Just got a cool-new-products email from one of the Euro-component companies.
Attention-grabbing: a 1" square by very flat SMT lithium cell, 0.7AH, for powering those tiny IoT thingies when it's dark.
So I click, then click through to a distributor: $28 each in quantities of 250. Eek?
Really, now. What "just because it's cool" IoT gadget can you sell at a price consistent with a $28 battery?

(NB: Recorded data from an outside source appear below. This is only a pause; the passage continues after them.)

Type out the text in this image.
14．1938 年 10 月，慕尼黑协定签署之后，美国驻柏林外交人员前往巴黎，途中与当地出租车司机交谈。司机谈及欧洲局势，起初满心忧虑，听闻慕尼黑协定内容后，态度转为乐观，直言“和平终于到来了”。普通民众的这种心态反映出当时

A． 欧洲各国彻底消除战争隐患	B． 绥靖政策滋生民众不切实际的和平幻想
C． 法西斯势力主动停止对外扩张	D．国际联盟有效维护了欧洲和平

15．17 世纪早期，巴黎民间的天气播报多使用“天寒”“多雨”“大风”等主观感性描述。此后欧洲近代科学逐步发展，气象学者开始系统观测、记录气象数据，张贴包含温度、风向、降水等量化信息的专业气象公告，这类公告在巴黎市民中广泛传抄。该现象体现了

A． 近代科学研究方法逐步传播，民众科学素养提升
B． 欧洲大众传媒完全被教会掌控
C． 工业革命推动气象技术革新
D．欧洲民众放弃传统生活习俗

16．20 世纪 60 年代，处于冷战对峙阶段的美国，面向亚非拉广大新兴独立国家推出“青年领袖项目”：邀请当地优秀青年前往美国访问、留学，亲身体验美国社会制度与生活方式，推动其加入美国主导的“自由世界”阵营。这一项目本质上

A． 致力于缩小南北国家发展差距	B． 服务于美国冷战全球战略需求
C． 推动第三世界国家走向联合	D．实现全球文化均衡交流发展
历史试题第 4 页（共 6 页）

We need cheaper energy-storage devices! (Yeah, rather bulkier no-name Chinese lithium cells of similar capacity, intended for use in toys, can be had for under $5 in modest quantities... but apart from the bulk, I'd be concerned about long-term reliability.)
We also need cheaper radio modules. Incorporating an OEM ZigBee module is another market killer, partly because ZigBee is such a big (and subject to licensing) protocol.
Maybe I should dust off Bluebird. My prototypes, several years ago, worked fine, and a transmit-only module drew right around 1µW in standby mode (ready to wake up if an input changed state, so suitable for applications such as motion sensors and doorbell buttons). Never got to the FCC certification stage, but that should be a no-brainer. A super-low-standby-power transmitter module, and a fairly-low-power transceiver module, range of 100 feet or so indoors, provided as little boards with certification? Product idea! (Actually, it might make more sense just to make the transceiver module and have a mode-select pin; TX-only can be slightly smaller and cheaper, but starting with a single hardware article cuts NRE, low-volume manufacturing costs, logistical headaches, and so on. It would also need to incorporate the functionality of a planned-but-never-prototyped third module, the hub.)